Memorial Tribute for Fr. Christopher Riehl (+)

Laudetur Iesus Christus!  After posting the news of Father Riehl’s passing, we received the following memorial tribute from Mr. Nathaniel Slattery who was both a close friend and the editor of Fr. Riehl’s recently published book on the Blessed Mother entitled, “Listen to Our Lady”

We share this memorial tribute with Mr. Slattery’s permission:

Rev. Christopher Michael Riehl

Father Christopher Michael Riehl told me and my wife that we came into the Church at the twelfth hour of Her passion. We also came into his life in the twelfth hour, and so as I write this, I know that I will say very little about him.

Father Riehl was a good and holy priest, recognized by many as suited for leadership in the Church. He possessed the virtues of courage, wisdom, and magnanimity in the correct proportions, at least from my humble lay point of view, in order to revivify and renew a diocese. Likely, in a just and ordered society, he would have been a bishop shortly, and this is exactly what he would have been doing. He would have extracted his body, mind, heart, and soul of all of its energy and capacity, jogged from one end of the diocese to the other, and removed every semblance and hair of error from every corner such that the faithful could have looked and seen nearly the spotless Bride of Christ within his diocese, or until he collapsed. But this would have necessarily involved ruffling many feathers, not lay so much as clerical, and no doubt very, very many people would be removed by the gravity of their errors. That is why he was not a bishop, and very likely we will never see a bishop like him before Our Lady triumphs. He was exactly the type of person that intimidates the type of priest with which most people live.

Maybe I didn’t know him well enough, maybe I was transported with joy at finding more than a single holy priest (my own parish has a holy priest who knew that his job was to provide the Sacraments these last couple of years), maybe I am a dirty flatterer (pray God no), but this is what I see. We live in such a time, bathed by oceans of infant blood, steeped in the darkness once reserved for homosexual relations before they were allowed to speak up near the altar on Father’s Day in a Catholic Church in Chicago, and under the boot of our Nominalist overlords, that we don’t deserve priests and bishops and popes that remove error and dispel confusion. We have ancestors that for hundreds of years have likely prayed that their progeny would not convert to Catholicism. We have the pride to judge God Himself, and we blaspheme the Holy Ghost to pass the time in our boredom. We live under curses, justly earned, and so we live under poor shepherds.

But God still creates these men in the womb and suckles them in the Sacraments, because His Glory and Holiness are too intoxicating to allow it not to happen. So they exist, and what He seems to do is this: prevent them from having any authority, hide them away from the world that hates Him, and let them do other things than help save people who don’t deserve it.

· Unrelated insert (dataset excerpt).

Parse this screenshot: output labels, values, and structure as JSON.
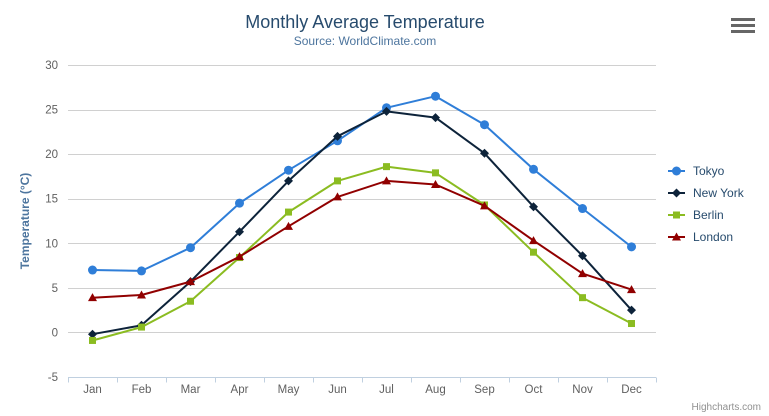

That is what Father Riehl was. He was a good and holy man, who with all of the capacity and virtue of a saintly bishop in the chrysalis, instead wrote a humble book, and now we can read it. He may not have been suited for writing, which is good, because it is tiresome to read pretty words that say nothing, and those types of books and documents are easy enough to find within the Church. He was suited for salvation and sanctification.

I knew him only a year, and in that year, he perfected my devotional life, consecrated me completely to Mater Dolorosa, and enflamed my desire for sanctity. I firmly believe he was in the rich odor of his own sanctity. His last work was his book, Listen to Our Lady (Or Go To Hell), and you all should read it, because Our Lady took him right after he put down his pen.